死語解説:巻き戻し[名詞・動詞]
映像データや音声データを再生位置から遡らせる機能。
またはその動作を表す。
VHSやカセットなど、いわゆるテープを使った記録媒体にデータを保存していた時代に、リールが逆回転する様からこの名が付いた。
現在の記録媒体はブルーレイやDVDなどディスク形式、さらにはデータという媒体になってしまった昨今、巻いて戻すことは行われないため、死語となった。
時代背景
見逃したシーンをもう一回見たい。よくセリフが聞き取れなかったからもう一回。などなど、録画したものだからこそ出来る「巻き戻し」という便利な機能。今でもDVDなどを見ながら意識せずに「ちょっと巻き戻して」なんて言っているオヤジも多いのではないだろうか。
だが、ちょっと待ってほしい。そのシーンに戻るために、いったいなにを巻いているというのだろうか…。
そう、巻き戻しとはカセットテープやVHSなど、いわゆるオヤジ世代のテープを使った記録媒体だからこその言葉なのだ。今の記録媒体はなにも巻いちゃあいないので、巻き戻しとは言わない。今は早戻しというのだ。
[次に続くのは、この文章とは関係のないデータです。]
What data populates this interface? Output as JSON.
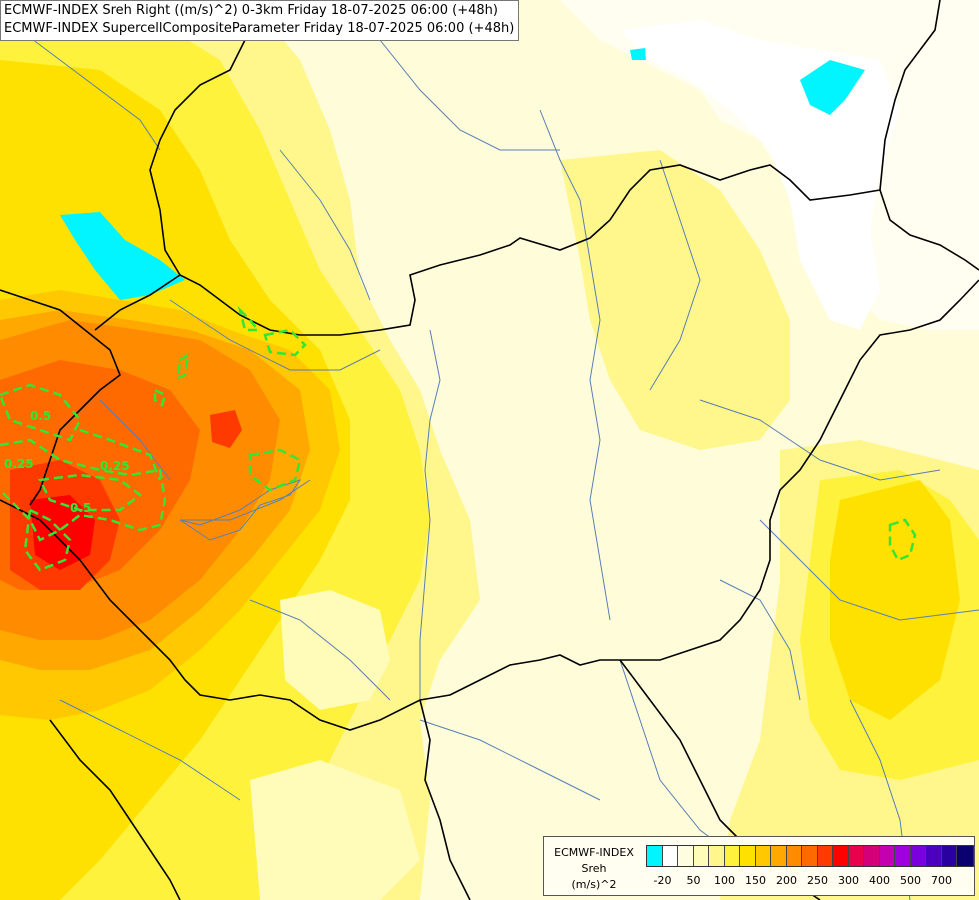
{
  "title": {
    "line1": "ECMWF-INDEX Sreh Right ((m/s)^2) 0-3km Friday 18-07-2025 06:00 (+48h)",
    "line2": "ECMWF-INDEX SupercellCompositeParameter Friday 18-07-2025 06:00 (+48h)"
  },
  "contour_labels": [
    "0.25",
    "0.5",
    "0.25",
    "0.5"
  ],
  "legend": {
    "line1": "ECMWF-INDEX",
    "line2": "Sreh",
    "line3": "(m/s)^2",
    "colors": [
      "#00f5ff",
      "#ffffff",
      "#fffde0",
      "#fffbb8",
      "#fff78c",
      "#fff23c",
      "#ffe100",
      "#ffc800",
      "#ffa800",
      "#ff8c00",
      "#ff6a00",
      "#ff3a00",
      "#ff0000",
      "#e8004c",
      "#d4007a",
      "#c400b0",
      "#a000e0",
      "#7a00dd",
      "#4c00c0",
      "#2a00a0",
      "#0a0070"
    ],
    "ticks": [
      {
        "label": "-20",
        "index": 1
      },
      {
        "label": "50",
        "index": 3
      },
      {
        "label": "100",
        "index": 5
      },
      {
        "label": "150",
        "index": 7
      },
      {
        "label": "200",
        "index": 9
      },
      {
        "label": "250",
        "index": 11
      },
      {
        "label": "300",
        "index": 13
      },
      {
        "label": "400",
        "index": 15
      },
      {
        "label": "500",
        "index": 17
      },
      {
        "label": "700",
        "index": 19
      }
    ]
  },
  "colors": {
    "background": "#fffdd9",
    "border": "#000000",
    "river": "#5a7db5",
    "contour": "#33e633"
  }
}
その証拠にリモコンのボタンすら早戻しとなっているはずなので、確認してみてほしい。
もはや巻く必要のない記録媒体が普及した現代において、「巻き戻し」という言葉は死語になってしまった。だが、いったいいつ消えて無くなってしまったのか……。
すこーし調べてみると、どうやらどのメーカーも2000年ごろには巻き戻しという表記を無くしているらしい。デジタル媒体となるベータカムの登場から7年余りを要したのは、あまりに言葉が浸透していたからだろうか。
それにしても、もうテープというものが無くなったのは寂しい限りだ……。もう上書きできないように、ビデオテープの爪を折ったり、録画するのにリアルタイムで番組を見ながらCMを飛ばしたり、ビデオを共有するためにダビング作業に精を出した思い出は語ることはできないのだ。
ああ、懐かしきVHSの思い出……。